The Marshall Islands, along with several other Pacific Island countries, was implicated in allegations of money-laundering activities and has been blacklisted by the Organization for Economic Co-operation and Development (OECD). The government contested this claim but introduced measures to monitor the country's offshore banking activities. In November, measures to combat antiterrorist financing were included in a new series of anti-money-laundering laws.
Political Rights and Civil Liberties
Citizens of the Marshall Islands can change their government democratically. The 1979 constitution provides for a bicameral parliament: the 33-seat house of representatives (Nitijela) is directly elected for a four-year term, and this lower house chooses a president, who holds executive powers as head of state and head of the government, from among its members. The Council of Chiefs, or upper Iroji, has 12 traditional leaders who offer advice on customary laws. No legal restrictions exist against the formation of political parties.
The judiciary is generally independent, and the rule of law is well established. In recent years, the parliament amended the Judiciary Act and passed a new legislative act to strengthen the judiciary in order to prevent government intervention. The government respects the right to a fair trial. Both the national and local police honor legal civil rights protections in performing their duties.
The government generally respects freedom of speech and of the press, but journalists occasionally practice self-censorship on sensitive political issues. A privately owned weekly newspaper publishes in both English and the Marshallese language. The government's Marshall Islands Gazette, a monthly, contains official news and avoids political coverage. There are two radio stations; one is state-owned, and both offer pluralistic views. A cable television company shows U.S. programs and occasionally covers local events. There are no restrictions on religious observance in this predominantly Christian country.
Freedom of assembly is respected in practice.

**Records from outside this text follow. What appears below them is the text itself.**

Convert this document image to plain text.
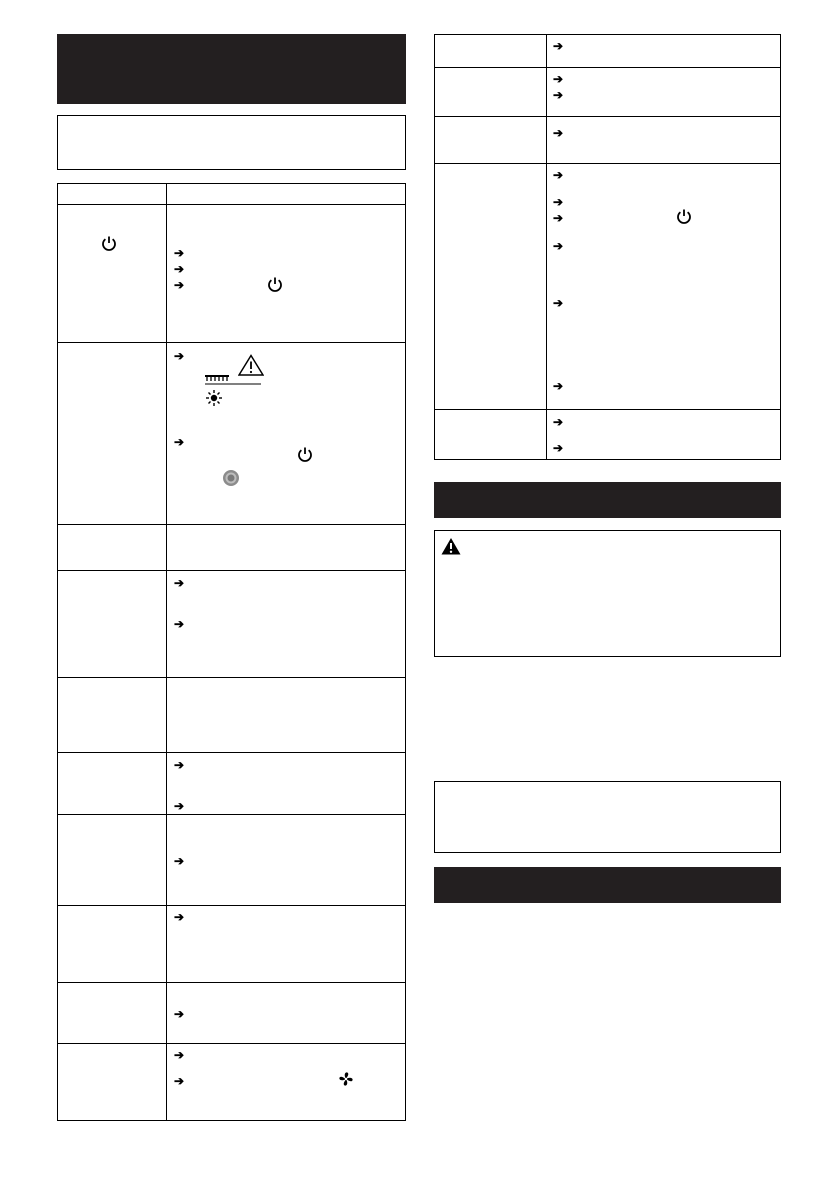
➔
➔
➔
➔
➔
➔
➔
➔
➔
➔
➔
➔
➔
➔
➔
➔
➔
➔
➔
➔
➔
➔
➔
➔
➔
➔
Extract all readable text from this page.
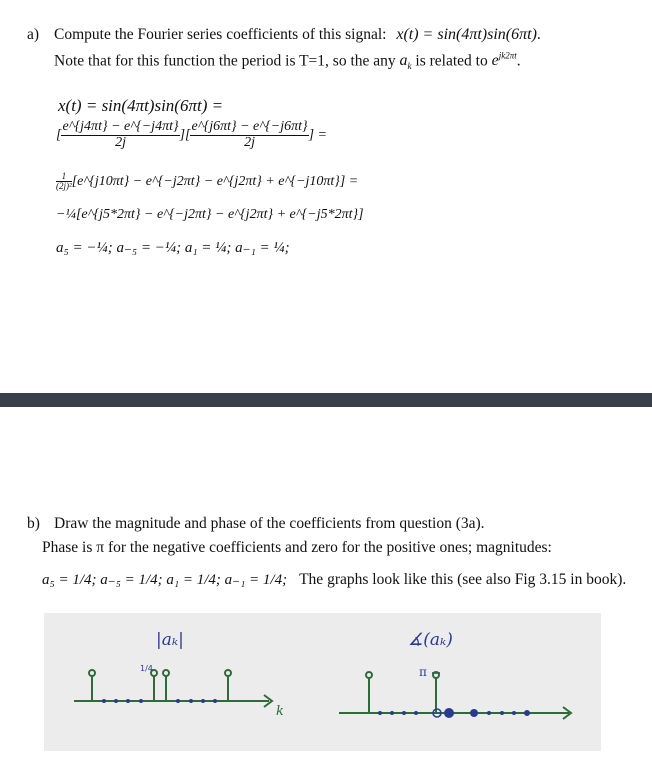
a) Compute the Fourier series coefficients of this signal: x(t) = sin(4πt)sin(6πt).
Note that for this function the period is T=1, so the any $a_k$ is related to $e^{jk2\pi t}$.
x(t) = sin(4πt)sin(6πt) =
[ $\frac{e\^{}\{j4\pi t\} - e\^{}\{-j4\pi t\}}{2j}$ ][ $\frac{e\^{}\{j6\pi t\} - e\^{}\{-j6\pi t\}}{2j}$ ] =
$\frac{1}{\text{(2j)²}}$ [e^{j10πt} − e^{−j2πt} − e^{j2πt} + e^{−j10πt}] =
−¼[e^{j5*2πt} − e^{−j2πt} − e^{j2πt} + e^{−j5*2πt}]
a₅ = −¼; a₋₅ = −¼; a₁ = ¼; a₋₁ = ¼;
b) Draw the magnitude and phase of the coefficients from question (3a).
Phase is π for the negative coefficients and zero for the positive ones; magnitudes:
a₅ = 1/4; a₋₅ = 1/4; a₁ = 1/4; a₋₁ = 1/4; The graphs look like this (see also Fig 3.15 in book).
|aₖ|
k
1/4
∡(aₖ)
π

The government broadly interprets constitutional guarantees of freedom of association, but no trade unions have been formed. There is no formal right to strike or engage in collective bargaining, but no legal constraint exists in practice.
Freedom of internal movement is unrestricted, except on Kwajalein Atoll, the site of a major U.S. military installation. This year, the Marshallese government joined with the United States to enforce a 12-mile exclusion zone for boats and planes around the test site. Responding to pressure from the United States, police also detained an Australian Greenpeace activist who had been camping on a nearby island for several months prior to the test.
Although inheritance of property and traditional rank are matrilineal, and women hold a social status equal to men in most matters, most women working in the private sector hold low-wage jobs, and women are underrepresented in politics and government. Domestic violence has increased, and traditional culture dissuades many victims of domestic violence from reporting the crime or prosecuting spouses in the court system.